Миша тут же с готовностью стянул мешок с плеча и развернул перед лицом милиционера. Тот осторожно заглянул внутрь и лицо его совершенно непритворно скривилось.
- Болван! - вскинув голову, обратился он к Мише. - Двухсотлетние сомы, говоришь? А пошел вон отсюда!
- Не, - замахал руками Миша, - двухсотлетние - это щуки, а сомы в центнер весом...
- Пошел вон, - зашипел милиционер, и на его нижней губе образовались пузырьки слюны.
Миша повернулся и, не оглядываясь, бросился в сторону леса.
2
Рано утром в среду Миша собрал свои нехитрые пожитки и направился на рыбалку. Утро выдалось теплым и безветренным.
Постояв несколько мгновений у своей калитки и с неприязнью глядя на калитку огорода бабы Лизы, Миша вздрогнул, вспомнив последний разговор с крикливой особой, постоянно прерываемой лаем Пэха. Тогда соседка начала кричать на него, а когда к беседе подключился противный Пэх, соседка стала кричать на них обоих: на Мишу за его "подлючий набег на огород", и на Пэха за то, что мешал бабе Лизе слышать саму себя. У Миши тогда через пару минут страшно разболелась голова и он, в отчаянии махнув рукой, ушел домой и плотно запер все двери и окна. Но, несмотря на это, он еще долго слышал взвывания и выкрикивания оскорблений бабы Лизы, прерываемые время от времени отчаянными воплями Пэха.
Решив в этот раз сделать небольшой по деревенским меркам крюк, Миша двинулся вдоль дороги. На дорогу ушло чуть больше четверти часа, зато без нервотрепки и криков.
Пройдя мимо странной стены и похлопав по ней ладонью, Миша направился к своему месту. Удобно расположившись и закинув удочку, стал следить за поплавком. Клёв не шел. Немало подивившись этому факту, он разместил удочку на треноге и, отвалившись на спину, стал смотреть в чистое еще бледное небо. От долгого смотрения в бездонность космоса, а еще от того, что он рано встал, его глаза стали слипаться. Чтобы окончательно не заснуть, он встал, подошел к берегу, нагнулся к воде и обильно смочил лицо холодной водой. Сон тут же, как по мановению волшебной палочки, улетучился.

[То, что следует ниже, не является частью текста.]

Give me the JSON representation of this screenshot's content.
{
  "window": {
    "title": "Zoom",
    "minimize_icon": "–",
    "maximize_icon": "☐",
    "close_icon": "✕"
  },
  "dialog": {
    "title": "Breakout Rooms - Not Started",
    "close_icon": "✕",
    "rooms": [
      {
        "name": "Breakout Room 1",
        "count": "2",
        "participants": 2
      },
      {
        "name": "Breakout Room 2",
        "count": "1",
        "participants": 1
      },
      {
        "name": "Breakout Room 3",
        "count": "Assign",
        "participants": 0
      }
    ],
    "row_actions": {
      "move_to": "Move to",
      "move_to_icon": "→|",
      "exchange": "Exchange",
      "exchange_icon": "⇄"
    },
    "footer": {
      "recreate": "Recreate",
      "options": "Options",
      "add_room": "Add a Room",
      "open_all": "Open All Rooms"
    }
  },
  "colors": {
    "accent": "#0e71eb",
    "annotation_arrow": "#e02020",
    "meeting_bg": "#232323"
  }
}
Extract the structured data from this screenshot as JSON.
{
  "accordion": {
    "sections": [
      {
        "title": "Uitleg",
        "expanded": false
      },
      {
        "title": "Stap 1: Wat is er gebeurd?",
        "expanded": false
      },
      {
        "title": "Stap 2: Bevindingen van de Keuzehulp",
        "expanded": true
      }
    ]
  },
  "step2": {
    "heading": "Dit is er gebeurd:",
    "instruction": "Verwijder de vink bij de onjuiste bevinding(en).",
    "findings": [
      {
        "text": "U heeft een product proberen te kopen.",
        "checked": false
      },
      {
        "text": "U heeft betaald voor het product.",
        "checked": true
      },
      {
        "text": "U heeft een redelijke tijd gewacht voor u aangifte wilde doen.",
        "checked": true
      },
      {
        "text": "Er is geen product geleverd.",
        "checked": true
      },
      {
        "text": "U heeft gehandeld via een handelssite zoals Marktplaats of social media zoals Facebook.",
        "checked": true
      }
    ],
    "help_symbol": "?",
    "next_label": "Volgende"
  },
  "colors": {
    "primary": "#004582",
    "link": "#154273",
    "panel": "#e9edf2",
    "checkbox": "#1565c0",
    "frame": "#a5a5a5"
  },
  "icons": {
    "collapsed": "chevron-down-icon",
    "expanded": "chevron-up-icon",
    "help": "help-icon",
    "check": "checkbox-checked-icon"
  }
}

Миша разогнулся и бросил быстрый взгляд на стену. Он уже отвернулся от неё, как тут же сообразил, что там творится нечто из ряда вон выходящее. Он опять посмотрел на знакомую стену и увидел, как вокруг неё и из проемов, словно из-под земли, вырастает белое марево.
- Елки-палки! - с чувством произнес он вслух.
Бросив быстрый взгляд на неподвижную леску, дугой свисающею с конца удилища, Миша махнул рукой и, сначала медленно, а потом и быстрым шагом, порой переходящим на бег, двинулся к стене.
Когда он подбежал к ней, плотный белый туман поднялся почти до колен и продолжал быстро подниматься вверх. Миша бросился к крайнему проему, туда, где с ним произошло столь чудесное перемещение, вспрыгнул на битые кирпичи между стенами и остановился. А туман тем временем добрался уже до его подбородка.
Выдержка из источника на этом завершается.